Иво Андрич - Собрание сочинений. Т.3. Травницкая хроника. Мост на Дрине
Фехим Бахтияревич был местным лишь наполовину. Отец его, родом из Рогатицы, и по сей день состоял там на должности судьи, а мать принадлежала к большому вышеградскому семейству Османагичей. С малых лет Фехим проводил часть лета вместе с матерью в городе у ее родных. Хрупкость этого стройного и грациозного юноши сочетается в нем с неожиданной силой. В нем все соразмерно и мягко. Изящной линией очерчен тонкий овал лица, смуглая матовость кожи просвечивает темной голубизной, движения скупые и плавные; глаза черные с синеватым отливом белков; в горячем взгляде прячется притушенный огонь; густой прочерк сросшихся бровей; над красивым изгибом рта черная ниточка усов.

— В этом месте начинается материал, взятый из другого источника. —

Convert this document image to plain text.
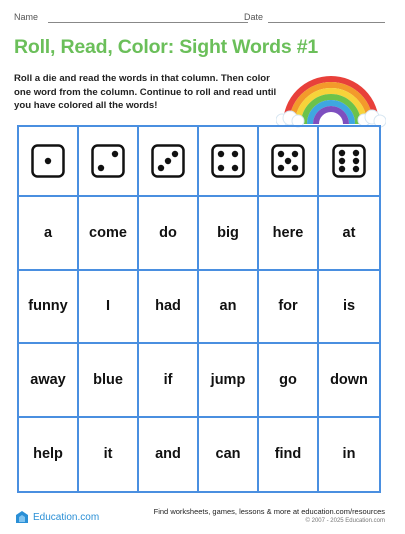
Name	Date
Roll, Read, Color: Sight Words #1
Roll a die and read the words in that column. Then color one word from the column. Continue to roll and read until you have colored all the words!
a	come	do	big	here	at
funny	I	had	an	for	is
away	blue	if	jump	go	down
help	it	and	can	find	in
Education.com	Find worksheets, games, lessons & more at education.com/resources
© 2007 - 2025 Education.com
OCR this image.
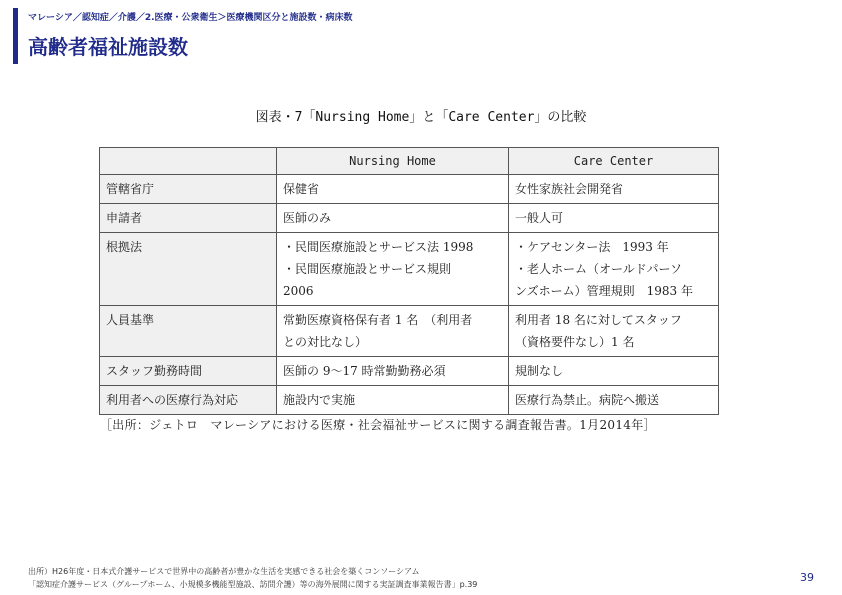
マレーシア／認知症／介護／2.医療・公衆衛生＞医療機関区分と施設数・病床数
高齢者福祉施設数
図表・7「Nursing Home」と「Care Center」の比較
	Nursing Home	Care Center
管轄省庁	保健省	女性家族社会開発省

申請者	医師のみ	一般人可

根拠法	・民間医療施設とサービス法 1998
・民間医療施設とサービス規則
2006	・ケアセンター法　1993 年
・老人ホーム（オールドパーソ
ンズホーム）管理規則　1983 年

人員基準	常勤医療資格保有者 1 名　（利用者
との対比なし）	利用者 18 名に対してスタッフ
（資格要件なし）1 名

スタッフ勤務時間	医師の 9～17 時常勤勤務必須	規制なし

利用者への医療行為対応	施設内で実施	医療行為禁止。病院へ搬送
［出所：ジェトロ　マレーシアにおける医療・社会福祉サービスに関する調査報告書。1月2014年］
出所）H26年度・日本式介護サービスで世界中の高齢者が豊かな生活を実感できる社会を築くコンソーシアム
「認知症介護サービス（グループホーム、小規模多機能型施設、訪問介護）等の海外展開に関する実証調査事業報告書」p.39
39
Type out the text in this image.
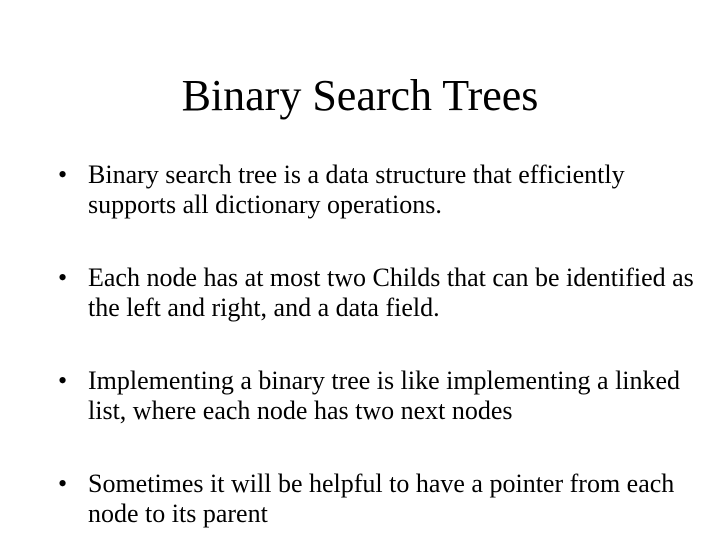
Binary Search Trees
• Binary search tree is a data structure that efficiently supports all dictionary operations.
• Each node has at most two Childs that can be identified as the left and right, and a data field.
• Implementing a binary tree is like implementing a linked list, where each node has two next nodes
• Sometimes it will be helpful to have a pointer from each node to its parent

Такие лица можно увидеть на персидских миниатюрах.
Этим летом и Фехим сдал экзамены на аттестат зрелости и дожидался государственной стипендии, чтобы заняться изучением восточных языков в Вено.
Молодые люди продолжали давний спор. Речь шла о выборе Бахтияревичем будущего рода занятий. Галус высказывался решительно против ориенталистики. В силу своей привычки пользоваться вниманием слушателей и любви к ораторству, Галус распалился и говорил не умолкая, тогда как Бахтияревич был краток и сух, непоколебимо убежденный в своей правоте и не испытывающий потребности убеждать других. С наивным простодушием начитанного юноши Галус упивался красочной образностью и метафоричностью своей речи, склонной к обобщениям и столь отличной от лаконичных и скупых, почти небрежных замечаний Бахтияревича.
Затаившись на каменных скамьях, Стикович и Гласинчанин, скрытые в тени, не проронили ни звука, как бы скрепив безмолвный договор незримо присутствовать при дружеской беседе у ворот.
В заключение спора Галус произнес горячую тираду:
— Вот тут-то вы, мусульмане, беговские сыновья, часто ошибаетесь. Ошеломленные натиском новых времен, вы перестали ощущать истинное свое предназначение и место на земле. Ваше пристрастие ко всему восточному является лишь современной формой выражения «жажды власти»; восточный образ жизни и образ мыслей теснейшими узами связаны для вас с определенным общественным и правовым устройством, служившим опорой вашего векового господства. И это понятно. Но, взятое само по себе, оно еще не означает, что вы отмечены особыми способностями к научному востоковедению. Принадлежа Востоку, вы сильно заблуждаетесь, считая ориенталистику своим призванием. Да и вообще к науке у вас нет ни склонности, ни призвания.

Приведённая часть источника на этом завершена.